Je vous recommande chaudement de vous plonger dans la revue trimestrielle America, créée et dirigée par François Busnel. Il veut relater dans cette revue l'Amérique de Trump pendant les quatre années de son mandat.16 numéros se succéderont, pas un de plus, le temps du mandat présidentiel de Donald Trump. Dans ce 1er numéro vous pourrez lire : Trois mois dans l'Amérique de Trump, un entretien de l'ancien président Barak Obamasur la littérature et ce qu'elle peut apporter dans nos vies, un grand entretien avec Toni MorrisonLos Angeles par Alain Mabanckou, une petite histoire d'un grand livre Moby Dick de Melville et entre autres une nouvelle inédite de Francis Scott Fitzgerald  Reconnaissance de dette, le recueil sortira le 4 avril prochain (éd. Fayard-Grasset) sous le titre Je me tuerais pour vous et autres nouvelles inédites, traduites par Marc Amfreville. Cette revue comporte 192 p. et est richement illustrée. Bonne lecture !

 

LEPAGE, Emmanuel, LEPAGE, François/ La Lune est blanche

Futuropolis, 2014

« L’Antarctique.

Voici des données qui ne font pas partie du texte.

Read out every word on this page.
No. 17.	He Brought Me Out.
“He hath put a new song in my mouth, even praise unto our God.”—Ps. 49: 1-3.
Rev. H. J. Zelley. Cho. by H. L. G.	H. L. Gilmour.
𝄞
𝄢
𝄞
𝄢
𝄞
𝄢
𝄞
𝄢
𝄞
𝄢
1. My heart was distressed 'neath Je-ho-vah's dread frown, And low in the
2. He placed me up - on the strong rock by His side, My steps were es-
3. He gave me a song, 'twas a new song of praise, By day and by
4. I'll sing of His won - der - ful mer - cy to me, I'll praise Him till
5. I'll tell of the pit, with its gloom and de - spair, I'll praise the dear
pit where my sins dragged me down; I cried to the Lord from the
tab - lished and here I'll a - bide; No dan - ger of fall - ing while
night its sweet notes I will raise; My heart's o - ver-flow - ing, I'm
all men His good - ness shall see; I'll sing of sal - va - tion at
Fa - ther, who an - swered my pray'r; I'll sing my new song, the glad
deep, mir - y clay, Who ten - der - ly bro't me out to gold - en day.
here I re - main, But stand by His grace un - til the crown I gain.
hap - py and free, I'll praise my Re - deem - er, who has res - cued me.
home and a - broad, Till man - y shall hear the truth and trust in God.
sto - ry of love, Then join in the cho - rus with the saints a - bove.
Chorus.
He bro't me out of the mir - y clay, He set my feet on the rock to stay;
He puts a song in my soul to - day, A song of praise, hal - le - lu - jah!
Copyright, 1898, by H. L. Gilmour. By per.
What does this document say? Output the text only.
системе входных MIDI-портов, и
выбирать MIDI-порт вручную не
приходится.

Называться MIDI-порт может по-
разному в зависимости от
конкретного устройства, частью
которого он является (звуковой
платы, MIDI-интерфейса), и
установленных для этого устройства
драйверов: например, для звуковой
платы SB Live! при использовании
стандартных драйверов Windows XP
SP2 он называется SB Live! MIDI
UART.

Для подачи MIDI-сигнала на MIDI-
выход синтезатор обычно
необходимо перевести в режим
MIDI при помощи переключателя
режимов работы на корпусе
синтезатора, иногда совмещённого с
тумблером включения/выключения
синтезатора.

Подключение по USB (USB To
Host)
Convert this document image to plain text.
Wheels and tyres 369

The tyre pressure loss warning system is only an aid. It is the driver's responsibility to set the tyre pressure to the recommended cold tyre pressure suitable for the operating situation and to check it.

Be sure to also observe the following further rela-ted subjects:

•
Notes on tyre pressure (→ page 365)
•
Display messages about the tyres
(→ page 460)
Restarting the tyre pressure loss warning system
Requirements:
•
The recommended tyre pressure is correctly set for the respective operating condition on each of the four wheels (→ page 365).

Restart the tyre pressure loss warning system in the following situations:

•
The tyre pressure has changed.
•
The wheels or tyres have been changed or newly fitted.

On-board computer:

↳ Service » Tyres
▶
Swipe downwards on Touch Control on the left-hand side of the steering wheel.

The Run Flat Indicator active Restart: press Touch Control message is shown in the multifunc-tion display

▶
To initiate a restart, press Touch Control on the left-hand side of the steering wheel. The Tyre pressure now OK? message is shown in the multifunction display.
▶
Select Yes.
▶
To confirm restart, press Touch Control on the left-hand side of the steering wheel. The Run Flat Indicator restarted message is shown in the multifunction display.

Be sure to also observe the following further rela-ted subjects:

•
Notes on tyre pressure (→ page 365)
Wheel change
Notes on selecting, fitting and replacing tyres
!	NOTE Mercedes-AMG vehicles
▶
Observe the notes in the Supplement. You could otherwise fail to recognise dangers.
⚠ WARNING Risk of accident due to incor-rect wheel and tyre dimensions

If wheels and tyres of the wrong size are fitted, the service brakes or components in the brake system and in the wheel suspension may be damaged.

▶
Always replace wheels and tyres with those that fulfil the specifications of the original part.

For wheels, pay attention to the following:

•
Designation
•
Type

Le sixième continent. 14 millions de kilomètres carrés. Un dôme de glace enchâssé dans un socle rocheux. Le continent le plus sec, le plus froid,  le plus difficile d’accès. Le continent des superlatifs. Le monde des extrêmes. »                              En 2011, Yves Frenot, directeur de l’Institut polaire français, invite Emmanuel Lepage et son frère François, photographe, à intégrer une mission scientifique sur la base française antarctique Dumont d’Urville, en Terre-Adélie. Le but ? Réaliser un livre qui témoignerait du travail des savants. Yves Frenot leur propose, en outre, de participer, comme chauffeurs, au raid de ravitaillement de la station Concordia, située au cœur du continent de glace à 1 200 km de Dumont d’Urvillle. Le Raid, comme on l’appelle, c’est LA grande aventure polaire ! Pour les deux frères, ce serait l’aventure de leur vie, mais rien ne se passera comme prévu !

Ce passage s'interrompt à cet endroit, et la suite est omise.